The subject of money, credit and moneyflows is a highly technical one, but it is also one that has a wide popular appeal. For centuries it has attracted quacks as well as serious students, and there has too often been difficulty in distinguishing a widely held popular belief from a completely formulated and tested scientific hypothesis.
I have said that the subject of money and moneyflows lends itself to a social accounting approach. Let me go one step farther. I am convinced that only with such an approach will economists be able to rid this subject of the quackery and misconceptions that have hitherto been prevalent in it.
– Morris Copeland, inventor of the Flow Of Funds Accounts of the United States, in Social Accounting For Moneyflows, in Flow-of-Funds Analysis: A Handbook for Practitioners (1996) [article originally published in 1949]
So the news is that Eugene Fama shares this year’s Economics Nobel with Robert Shiller and Lars Hansen.
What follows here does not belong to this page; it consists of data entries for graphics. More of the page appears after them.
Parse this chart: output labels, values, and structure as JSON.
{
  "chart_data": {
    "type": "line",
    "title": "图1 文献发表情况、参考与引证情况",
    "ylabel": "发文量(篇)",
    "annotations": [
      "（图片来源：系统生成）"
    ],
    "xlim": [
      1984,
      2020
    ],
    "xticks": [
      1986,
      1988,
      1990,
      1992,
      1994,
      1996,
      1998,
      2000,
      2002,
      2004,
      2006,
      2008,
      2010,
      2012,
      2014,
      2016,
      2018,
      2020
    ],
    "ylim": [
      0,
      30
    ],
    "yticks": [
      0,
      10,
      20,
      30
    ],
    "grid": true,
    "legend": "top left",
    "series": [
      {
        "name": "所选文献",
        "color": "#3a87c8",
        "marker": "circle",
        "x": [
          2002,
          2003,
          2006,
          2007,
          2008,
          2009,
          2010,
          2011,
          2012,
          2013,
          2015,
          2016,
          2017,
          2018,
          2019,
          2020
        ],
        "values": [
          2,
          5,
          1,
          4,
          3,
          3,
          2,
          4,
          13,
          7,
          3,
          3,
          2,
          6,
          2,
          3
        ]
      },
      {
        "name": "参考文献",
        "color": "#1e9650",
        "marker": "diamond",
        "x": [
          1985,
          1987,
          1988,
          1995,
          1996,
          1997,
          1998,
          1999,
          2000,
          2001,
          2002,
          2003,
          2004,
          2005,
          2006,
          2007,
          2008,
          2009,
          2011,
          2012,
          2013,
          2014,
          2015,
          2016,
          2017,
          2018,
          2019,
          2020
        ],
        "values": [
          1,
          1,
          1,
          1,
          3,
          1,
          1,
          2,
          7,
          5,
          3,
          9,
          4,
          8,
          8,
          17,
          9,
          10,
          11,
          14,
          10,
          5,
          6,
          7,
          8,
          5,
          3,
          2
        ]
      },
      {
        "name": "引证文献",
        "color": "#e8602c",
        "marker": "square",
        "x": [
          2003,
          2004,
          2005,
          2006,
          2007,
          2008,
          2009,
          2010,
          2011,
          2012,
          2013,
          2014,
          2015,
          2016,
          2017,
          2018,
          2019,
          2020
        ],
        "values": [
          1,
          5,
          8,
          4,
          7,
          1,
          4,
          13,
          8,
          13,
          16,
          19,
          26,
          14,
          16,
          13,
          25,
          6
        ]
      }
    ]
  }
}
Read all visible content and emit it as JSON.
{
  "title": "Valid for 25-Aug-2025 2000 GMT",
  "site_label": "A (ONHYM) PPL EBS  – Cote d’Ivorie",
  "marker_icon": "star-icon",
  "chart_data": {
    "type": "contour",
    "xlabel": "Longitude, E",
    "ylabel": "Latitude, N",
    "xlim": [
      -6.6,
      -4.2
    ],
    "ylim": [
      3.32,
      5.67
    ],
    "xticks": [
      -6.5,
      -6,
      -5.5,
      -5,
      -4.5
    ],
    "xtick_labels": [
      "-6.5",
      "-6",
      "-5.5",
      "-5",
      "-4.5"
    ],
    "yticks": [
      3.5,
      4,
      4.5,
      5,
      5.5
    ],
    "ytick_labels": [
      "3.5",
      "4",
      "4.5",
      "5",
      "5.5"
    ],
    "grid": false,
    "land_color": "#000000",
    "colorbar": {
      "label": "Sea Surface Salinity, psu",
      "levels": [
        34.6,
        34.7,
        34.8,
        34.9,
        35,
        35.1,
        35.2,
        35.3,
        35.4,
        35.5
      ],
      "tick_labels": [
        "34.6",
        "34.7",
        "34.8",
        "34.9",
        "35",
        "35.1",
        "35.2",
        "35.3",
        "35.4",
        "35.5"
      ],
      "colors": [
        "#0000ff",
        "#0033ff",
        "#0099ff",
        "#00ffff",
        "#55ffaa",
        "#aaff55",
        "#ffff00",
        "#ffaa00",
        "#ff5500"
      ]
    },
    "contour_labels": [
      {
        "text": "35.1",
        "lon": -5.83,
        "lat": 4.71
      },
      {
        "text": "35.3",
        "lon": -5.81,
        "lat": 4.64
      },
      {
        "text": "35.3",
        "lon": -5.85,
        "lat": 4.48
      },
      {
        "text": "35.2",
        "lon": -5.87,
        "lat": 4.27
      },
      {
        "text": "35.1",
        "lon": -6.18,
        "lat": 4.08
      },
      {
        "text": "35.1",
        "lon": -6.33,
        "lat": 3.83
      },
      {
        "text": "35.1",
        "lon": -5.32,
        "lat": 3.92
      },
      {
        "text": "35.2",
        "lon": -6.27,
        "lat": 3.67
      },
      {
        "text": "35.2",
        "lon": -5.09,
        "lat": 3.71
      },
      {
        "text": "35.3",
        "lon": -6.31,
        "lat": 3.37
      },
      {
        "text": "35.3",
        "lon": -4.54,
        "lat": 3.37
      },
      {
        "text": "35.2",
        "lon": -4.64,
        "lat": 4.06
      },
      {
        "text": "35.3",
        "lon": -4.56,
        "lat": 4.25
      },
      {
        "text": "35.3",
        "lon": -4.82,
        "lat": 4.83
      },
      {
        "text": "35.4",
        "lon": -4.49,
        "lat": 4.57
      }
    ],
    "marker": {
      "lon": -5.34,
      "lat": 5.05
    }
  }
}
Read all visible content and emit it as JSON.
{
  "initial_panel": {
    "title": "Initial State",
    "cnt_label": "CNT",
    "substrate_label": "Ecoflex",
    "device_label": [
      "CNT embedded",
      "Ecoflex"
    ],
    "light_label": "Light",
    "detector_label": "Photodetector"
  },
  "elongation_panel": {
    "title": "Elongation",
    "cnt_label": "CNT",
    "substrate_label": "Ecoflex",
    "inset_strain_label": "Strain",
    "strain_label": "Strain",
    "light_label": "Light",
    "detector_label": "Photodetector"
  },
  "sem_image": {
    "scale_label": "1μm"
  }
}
Instead of going into Fama’s main work, I thought I will point out Fama’s quackery on national accounts and flow of funds – which economists are supposed to know but is rarely the case.
In an article from 2009, Bailouts and Stimulus Plans, Fama again puts down fiscal policy in a rather comical way. Fama starts with the sectoral balances identity:
There is an identity in macroeconomics. It says that in any given year private investment must equal the sum of private savings, corporate savings (retained earnings), and government savings (the government surplus, which is more likely negative, that is, a deficit),
PI = PS + CS + GS (1)
In a global economy the quantities in the equation are global. This means the equation need not hold in a particular country, but it must hold in the world as a whole.
There is so much muddle to start the analysis. The above is incorrect to start with because “private savings” automatically includes corporate savings. Perhaps this error is a typo but going through his analysis doesn’t support the hypothesis that he even knows the equation right. Incidentally government saving is not government surplus in standard terminology. He seems to think these are equal.
Another error in the above equation is that the left hand side should include government investment as well.
Anyway …
Fama continues:
Government bailouts and stimulus plans seem attractive when there are idle resources – unemployment. Unfortunately, bailouts and stimulus plans are not a cure. The problem is simple: bailouts and stimulus plans are funded by issuing more government debt. (The money must come from somewhere!) The added debt absorbs savings that would otherwise go to private investment.
There are so many incorrect things with this. First, there is a reverse causality in the saving/investment identity. Investment creates saving. Second, Fama seems to think that government deficit reduces private saving but the identity itself is suggestive of another interpretation. If I write it as (in the context of a closed economy):
S = I + G – T
where S is the private saving, I is private investment and G and T are government expenditure and tax receipts, respectively. It then becomes clear that government deficit – instead of reducing private saving, creates private saving.
Even more worrisome is his statement “the money must be somewhere” – as if the stock of money is an exogenously fixed quantity. A fiscal expansion (meaning higher governmen expenditure and/or decrease of tax rate) can increase the stock of money in two ways. First is direct – if there is a government deficit with the fiscal expansion and banks purchase a fraction of government debt, the stock of money increases. The second is via a rise in domestic demand which will lead to higher borrowing by the private sector from banks thereby increasing the money stock. Of course there are other effects too via the non-bank private sector asset allocation decisions etc.
Not going in much details for now as I write a lot about it and in any case there is Post-Keynesian monetary economics on this. My aim was to show how an economics Nobel Prize winner is clueless about basic economics! The prize is to be awarded to people who have made great contributions to society but we have an example of someone – Fama – who pushes fiscal contraction with clueless analysis of national accounts.